— Par Jean-Philippe Nilor et Marcellin Nadeau, co-présidents du mouvement politique Péyi-A —
Nous prenons acte de l’ensemble des évènements survenus dans le cadre de la commémoration du 22 Mé 1848, en ce mois de mai 2020.
Ces commémorations multiformes dans leurs expressions et leurs méthodes, traduisent le long processus qu’ont eu à connaître des sociétés plus anciennes que la nôtre avant de pouvoir s’accorder sur des dates, des symboles et autres évènements leur permettant de faire Peuple. Faire Peuple, c’est-à-dire partager un passé commun pour construire un destin commun dans une dimension plurielle et diverselle.
La destruction des statues de Schœlcher a fait couler beaucoup d’encre.
De nombreuses personnalités politiques se sont empressées de prononcer des condamnations sans procès de ces jeunes militants.
À Péyi-A, nous avons toujours privilégié la réflexion sur les réactions dégainées à la hâte sur les réseaux sociaux.
La France n’a jamais regardé son passé colonial en face. Et par voie de conséquence, notre pays s’est forgé une lecture du passé grâce aux recherches et aux travaux émérites de certains de ses enfants, historiens, intellectuels, artistes…
Au-delà des faits, des dates, de telle ordonnance ou telle autre révolte, la lecture de l’Histoire restera toujours subjective. Encore plus, lorsque les évènements qui se sont succédé ont pu nourrir un sentiment d’injustice et d’exclusion chez les générations d’après.
Notre société est structurellement gangrenée de saccages, d’injustices, de blessures et ne pourra pas se développer sans soubresauts de tous ordres.
Il n’est pas question de nier la contribution des abolitionnistes français, dont Schœlcher, au processus ayant conduit à l’abolition de l’esclavage dans notre pays. Toutefois l’idéologie coloniale, en instrumentalisant le personnage de Schœlcher, a toujours voulu nous imposer l’idée d’un libérateur venu d’ailleurs, d’une France bienfaitrice à qui nous devons l’émancipation de nos ancêtres mis en esclavage.
Alors que le nombre de jeunes Martiniquais tombés par armes ne cesse d’augmenter dans un contexte de violence banalisée, il est paradoxal que certains manifestent plus d’émotion devant des statues détruites plutôt que devant des êtres humains abattus.
Que l’anathème ne prenne pas le pas sur le débat
Les méthodes d’expression ou de résolutions des questions politiques ou sociales ont souvent opposé les militants de générations différentes. Et, celle relative aux deux statues de Victor Schœlcher n’est pas la nôtre.
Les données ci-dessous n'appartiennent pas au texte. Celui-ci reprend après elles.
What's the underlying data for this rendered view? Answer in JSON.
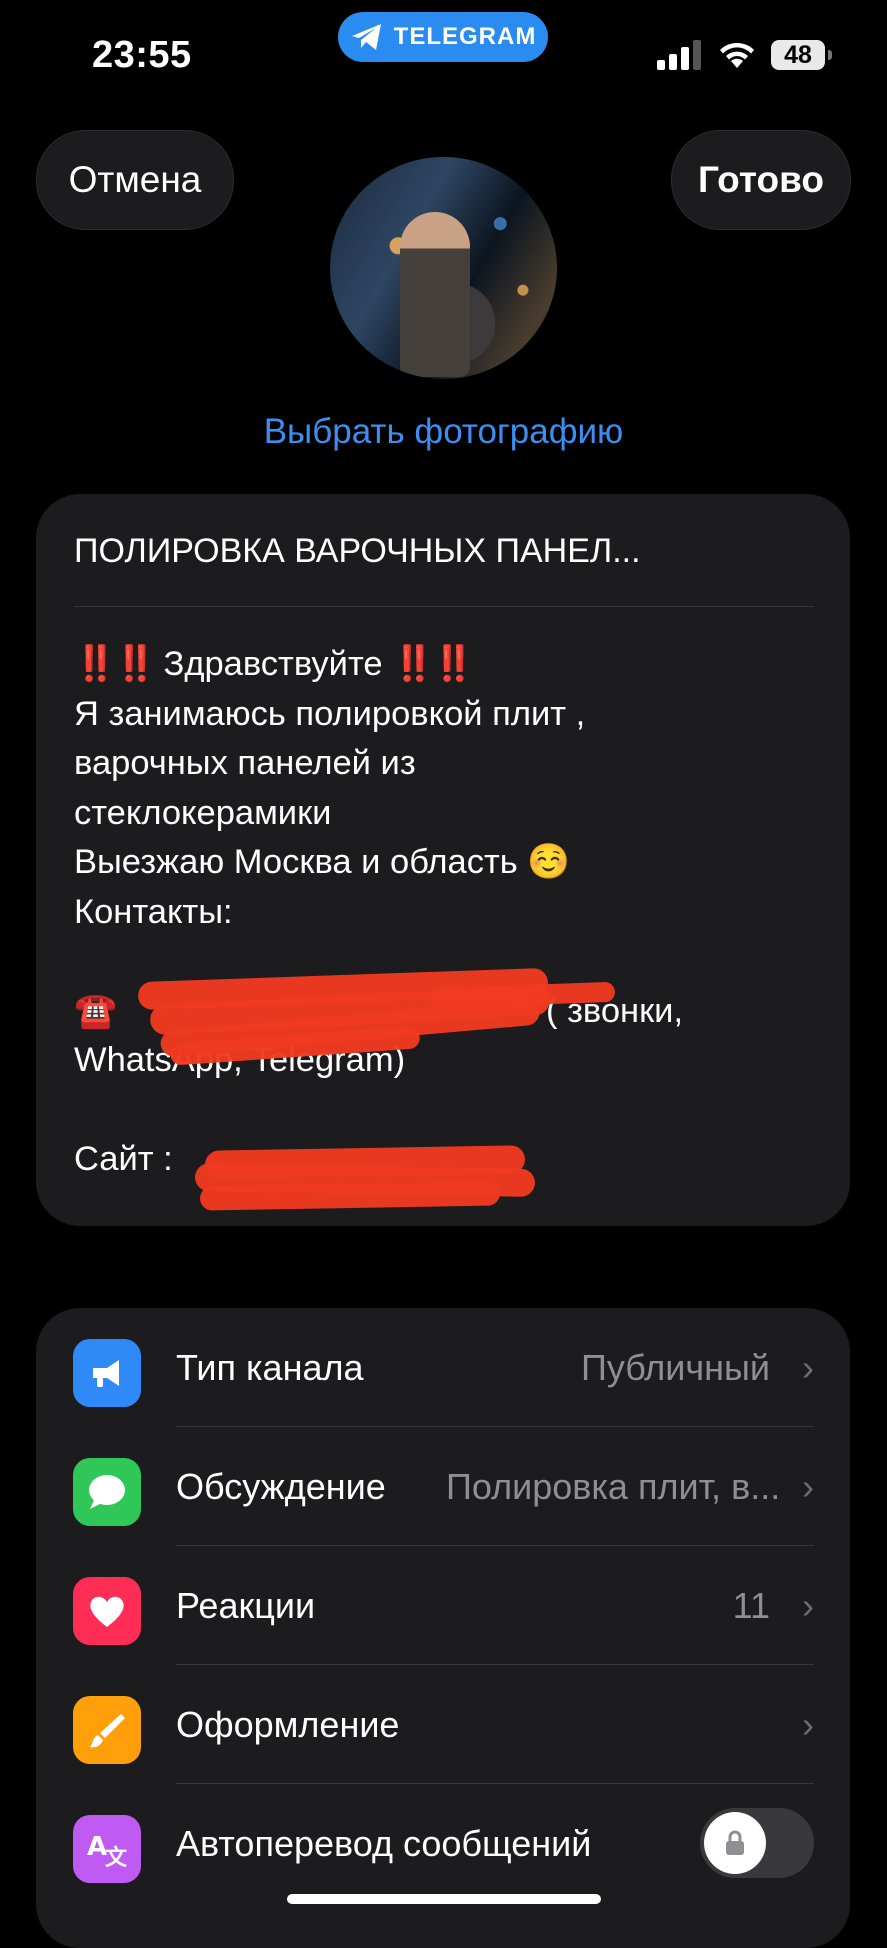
{
  "status_bar": {
    "time": "23:55",
    "app_pill": "TELEGRAM",
    "battery": "48"
  },
  "header": {
    "cancel_label": "Отмена",
    "done_label": "Готово",
    "choose_photo_label": "Выбрать фотографию"
  },
  "channel": {
    "name": "ПОЛИРОВКА ВАРОЧНЫХ ПАНЕЛ...",
    "description_lines": {
      "greeting": "Здравствуйте",
      "line2": "Я занимаюсь полировкой плит ,",
      "line3": "варочных панелей из",
      "line4": "стеклокерамики",
      "line5": "Выезжаю Москва и область",
      "line5_emoji": "☺️",
      "line6": "Контакты:",
      "phone_emoji": "☎️",
      "phone_suffix": "( звонки,",
      "line8": "WhatsApp, Telegram)",
      "site_label": "Сайт :"
    }
  },
  "settings": {
    "items": [
      {
        "label": "Тип канала",
        "value": "Публичный",
        "icon": "megaphone-icon",
        "color": "#2f8af7"
      },
      {
        "label": "Обсуждение",
        "value": "Полировка плит, в...",
        "icon": "chat-bubble-icon",
        "color": "#30c759"
      },
      {
        "label": "Реакции",
        "value": "11",
        "icon": "heart-icon",
        "color": "#fe2d55"
      },
      {
        "label": "Оформление",
        "value": "",
        "icon": "brush-icon",
        "color": "#ff9f0a"
      },
      {
        "label": "Автоперевод сообщений",
        "value": "",
        "icon": "translate-icon",
        "color": "#bf5af2",
        "toggle": false
      }
    ]
  }
}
Nous sommes aussi conscients que la division générée par cette action au sein de notre Peuple intervient à un moment où nous devons nous rassembler pour faire face aux nombreux défis que nous avons à relever. Mais, les désaccords sur la méthode ne peuvent occulter les légitimes questions sur les clés de lecture des évènements passés, les aménagements mémoriels et le modèle économique équitable et durable qui sont à repenser.
Nous dépassons le cadre juridique et institutionnel pour appeler à la construction d’espaces de légitimité où doit se forger une lecture partagée de l’Histoire, du modèle sociétal à élaborer en dehors de tout obscurantisme.
Notre modèle se veut intergénérationnel, respectueux des libertés fondamentales, de nos écosystèmes sociaux et environnementaux.
Aux questions éminemment politiques posées par ces évènements, la réponse ne peut se résumer à une simple condamnation, encore moins à un appel à la répression et à des joutes verbales outrancières à travers lesquelles l’injure et l’anathème prennent le pas sur le débat nécessaire.
Mais cette réponse relève indubitablement de l’exigence sans concession d’espaces ouverts de confrontation, d’échanges pour penser et panser notre pays dans un esprit d’apaisement.
À Péyi-A nous nous y emploierons sur la période à venir notamment en proposant la création d’une instance martiniquaise en charge du devoir de mémoire dans le respect des différences, de toutes les différences.
D’ores et déjà, nous appelons tous les maires à ouvrir des espaces de dialogue sur les questions relatives à l’aménagement mémoriel, à l’instar de la commission municipale de la mémoire mise en place au Prêcheur.
Pour ce faire, gardons à l’esprit que la déconstruction du modèle colonial doit s’accompagner de la construction d’un récit historique martiniquais en lien avec son environnement caribéen en réhabilitant, valorisant et érigeant enfin des statues et autres lieux de mémoire en l’honneur de nos propres héros, de toutes celles et tous ceux qui ont donné leur vie et leur sang pour la liberté… notre liberté.